Joint Graph-Based Depth Refinement and Normal Estimation

CVPR 2020

Authors: Mattia Rossi, Mireille El Gheche, Andreas Kuhn, Pascal Frossard Description: Depth estimation is an essential component in understanding the 3D geometry of a scene, with numerous applications in urban and indoor settings. These scenarios are characterized by a prevalence of human made structures, which in most of the cases are either inherently piece-wise planar or can be approximated as such. With these settings in mind, we devise a novel depth refinement framework that aims at recovering the underlying piece-wise planarity of those inverse depth maps associated to piece-wise planar scenes. We formulate this task as an optimization problem involving a data fidelity term, which minimizes the distance to the noisy and possibly incomplete input inverse depth map, as well as a regularization, which enforces a piece-wise planar solution.
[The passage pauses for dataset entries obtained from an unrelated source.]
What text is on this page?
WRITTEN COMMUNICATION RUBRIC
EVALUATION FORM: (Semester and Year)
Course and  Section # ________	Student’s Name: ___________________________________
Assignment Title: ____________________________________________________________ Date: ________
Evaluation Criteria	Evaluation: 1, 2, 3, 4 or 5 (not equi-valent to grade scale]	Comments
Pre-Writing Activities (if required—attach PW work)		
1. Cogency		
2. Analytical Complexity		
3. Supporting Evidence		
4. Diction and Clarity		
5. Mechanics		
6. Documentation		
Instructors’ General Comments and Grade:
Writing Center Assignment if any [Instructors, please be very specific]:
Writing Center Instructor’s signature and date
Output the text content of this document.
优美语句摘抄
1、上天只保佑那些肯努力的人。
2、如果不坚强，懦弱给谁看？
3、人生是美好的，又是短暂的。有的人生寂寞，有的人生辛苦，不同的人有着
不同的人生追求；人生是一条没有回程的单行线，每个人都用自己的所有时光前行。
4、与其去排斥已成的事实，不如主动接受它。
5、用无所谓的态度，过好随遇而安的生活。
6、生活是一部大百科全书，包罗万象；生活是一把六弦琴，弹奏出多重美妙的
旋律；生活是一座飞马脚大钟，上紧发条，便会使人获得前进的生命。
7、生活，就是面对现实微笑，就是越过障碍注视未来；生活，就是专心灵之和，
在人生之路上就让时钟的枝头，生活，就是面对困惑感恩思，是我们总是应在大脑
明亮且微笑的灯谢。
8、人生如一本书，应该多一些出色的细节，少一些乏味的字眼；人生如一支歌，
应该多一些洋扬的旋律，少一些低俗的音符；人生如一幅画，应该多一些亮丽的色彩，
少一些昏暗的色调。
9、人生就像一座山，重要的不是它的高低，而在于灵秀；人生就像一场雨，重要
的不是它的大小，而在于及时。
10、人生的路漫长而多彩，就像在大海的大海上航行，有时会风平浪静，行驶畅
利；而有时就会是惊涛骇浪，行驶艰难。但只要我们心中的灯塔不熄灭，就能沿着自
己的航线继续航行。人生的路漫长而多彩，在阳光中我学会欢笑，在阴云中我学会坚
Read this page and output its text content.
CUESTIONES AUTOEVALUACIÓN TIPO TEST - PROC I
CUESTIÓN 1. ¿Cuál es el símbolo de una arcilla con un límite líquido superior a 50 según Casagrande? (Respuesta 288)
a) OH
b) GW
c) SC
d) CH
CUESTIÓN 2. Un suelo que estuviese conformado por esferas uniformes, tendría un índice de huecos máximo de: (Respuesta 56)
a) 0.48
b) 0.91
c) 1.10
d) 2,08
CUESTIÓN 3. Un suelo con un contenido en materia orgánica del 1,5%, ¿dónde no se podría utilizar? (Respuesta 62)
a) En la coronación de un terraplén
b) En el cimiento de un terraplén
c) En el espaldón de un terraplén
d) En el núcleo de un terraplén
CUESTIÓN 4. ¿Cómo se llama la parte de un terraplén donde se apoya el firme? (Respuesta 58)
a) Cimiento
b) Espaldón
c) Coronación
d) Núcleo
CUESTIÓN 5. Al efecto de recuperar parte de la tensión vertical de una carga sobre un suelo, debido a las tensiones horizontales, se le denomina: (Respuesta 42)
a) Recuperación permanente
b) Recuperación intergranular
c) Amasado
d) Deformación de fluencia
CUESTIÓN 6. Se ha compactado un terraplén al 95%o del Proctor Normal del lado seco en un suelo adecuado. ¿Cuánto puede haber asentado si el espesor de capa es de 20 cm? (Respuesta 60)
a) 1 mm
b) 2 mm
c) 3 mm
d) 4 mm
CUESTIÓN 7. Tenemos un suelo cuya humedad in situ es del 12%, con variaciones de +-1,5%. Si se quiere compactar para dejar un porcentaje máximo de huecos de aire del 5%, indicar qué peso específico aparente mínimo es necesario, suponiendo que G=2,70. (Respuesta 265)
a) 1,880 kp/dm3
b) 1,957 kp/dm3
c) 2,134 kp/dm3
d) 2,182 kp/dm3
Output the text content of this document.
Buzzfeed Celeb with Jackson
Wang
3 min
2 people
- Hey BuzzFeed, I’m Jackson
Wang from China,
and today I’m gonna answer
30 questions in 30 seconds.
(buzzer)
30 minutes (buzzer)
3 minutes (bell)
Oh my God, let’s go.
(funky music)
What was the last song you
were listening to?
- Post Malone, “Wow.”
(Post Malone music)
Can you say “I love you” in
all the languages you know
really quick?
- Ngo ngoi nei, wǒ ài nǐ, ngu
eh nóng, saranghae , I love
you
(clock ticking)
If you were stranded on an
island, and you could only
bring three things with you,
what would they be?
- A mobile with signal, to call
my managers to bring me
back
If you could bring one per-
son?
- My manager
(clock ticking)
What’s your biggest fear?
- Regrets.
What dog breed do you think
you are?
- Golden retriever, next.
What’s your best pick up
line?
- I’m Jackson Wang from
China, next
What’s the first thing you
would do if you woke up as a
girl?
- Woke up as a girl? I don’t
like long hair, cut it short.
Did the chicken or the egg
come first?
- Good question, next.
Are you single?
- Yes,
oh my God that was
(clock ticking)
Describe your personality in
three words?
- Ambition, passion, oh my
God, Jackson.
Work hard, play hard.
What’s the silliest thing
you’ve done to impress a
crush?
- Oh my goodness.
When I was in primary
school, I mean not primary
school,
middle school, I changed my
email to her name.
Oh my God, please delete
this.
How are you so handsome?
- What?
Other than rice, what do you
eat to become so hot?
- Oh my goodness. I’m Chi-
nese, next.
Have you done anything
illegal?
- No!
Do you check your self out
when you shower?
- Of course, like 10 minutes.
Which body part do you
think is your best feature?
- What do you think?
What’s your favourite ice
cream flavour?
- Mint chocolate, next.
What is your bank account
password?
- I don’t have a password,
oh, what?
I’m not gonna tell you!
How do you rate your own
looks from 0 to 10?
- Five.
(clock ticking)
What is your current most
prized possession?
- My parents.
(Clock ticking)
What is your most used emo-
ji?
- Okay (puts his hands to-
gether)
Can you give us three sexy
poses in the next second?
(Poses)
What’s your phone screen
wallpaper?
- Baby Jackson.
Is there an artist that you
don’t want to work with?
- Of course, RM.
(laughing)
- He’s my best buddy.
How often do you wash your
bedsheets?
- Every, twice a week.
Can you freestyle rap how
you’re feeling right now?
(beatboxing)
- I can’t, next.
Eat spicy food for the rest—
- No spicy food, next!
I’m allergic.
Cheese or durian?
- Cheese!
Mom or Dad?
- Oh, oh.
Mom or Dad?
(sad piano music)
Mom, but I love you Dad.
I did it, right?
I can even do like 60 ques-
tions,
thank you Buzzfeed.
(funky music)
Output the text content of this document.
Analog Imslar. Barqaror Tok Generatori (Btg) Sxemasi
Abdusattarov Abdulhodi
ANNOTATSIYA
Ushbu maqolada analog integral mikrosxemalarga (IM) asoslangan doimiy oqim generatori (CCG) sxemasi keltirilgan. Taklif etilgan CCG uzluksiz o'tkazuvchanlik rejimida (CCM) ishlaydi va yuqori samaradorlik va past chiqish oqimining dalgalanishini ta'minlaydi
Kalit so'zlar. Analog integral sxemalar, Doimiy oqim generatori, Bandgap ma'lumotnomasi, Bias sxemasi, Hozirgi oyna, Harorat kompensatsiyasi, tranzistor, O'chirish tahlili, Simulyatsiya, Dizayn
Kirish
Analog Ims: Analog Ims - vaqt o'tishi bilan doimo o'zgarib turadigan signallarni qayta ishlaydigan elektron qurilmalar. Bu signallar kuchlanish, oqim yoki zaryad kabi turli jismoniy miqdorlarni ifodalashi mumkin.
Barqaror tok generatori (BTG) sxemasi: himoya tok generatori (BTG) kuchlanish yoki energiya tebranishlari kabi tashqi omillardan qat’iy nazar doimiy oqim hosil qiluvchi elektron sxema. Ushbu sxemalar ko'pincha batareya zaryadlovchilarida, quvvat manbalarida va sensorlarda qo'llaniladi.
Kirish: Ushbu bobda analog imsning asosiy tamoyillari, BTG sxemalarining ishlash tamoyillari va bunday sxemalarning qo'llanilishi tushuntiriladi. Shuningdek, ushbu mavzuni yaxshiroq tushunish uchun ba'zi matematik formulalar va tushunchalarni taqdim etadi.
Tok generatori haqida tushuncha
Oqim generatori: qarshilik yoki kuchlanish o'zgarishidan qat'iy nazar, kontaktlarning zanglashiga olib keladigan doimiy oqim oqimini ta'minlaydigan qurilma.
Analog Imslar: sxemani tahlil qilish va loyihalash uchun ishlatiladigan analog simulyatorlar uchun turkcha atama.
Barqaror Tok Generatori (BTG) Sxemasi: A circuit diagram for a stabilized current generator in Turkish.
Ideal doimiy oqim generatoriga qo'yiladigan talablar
As for the regularization term, we model the inverse depth map pixels as the nodes of a weighted graph, with the weight of the edge between two pixels capturing the likelihood that they belong to the same plane in the scene. The proposed regularization fits a plane at each pixel automatically, avoiding any a priori estimation of the scene planes, and enforces that strongly connected pixels are assigned to the same plane. The resulting optimization problem is solved efficiently with the ADAM solver. Extensive tests show that our method leads to a significant improvement in depth refinement, both visually and numerically, with respect to state-of-the-art algorithms on the Middlebury, KITTI and ETH3D multi-view datasets.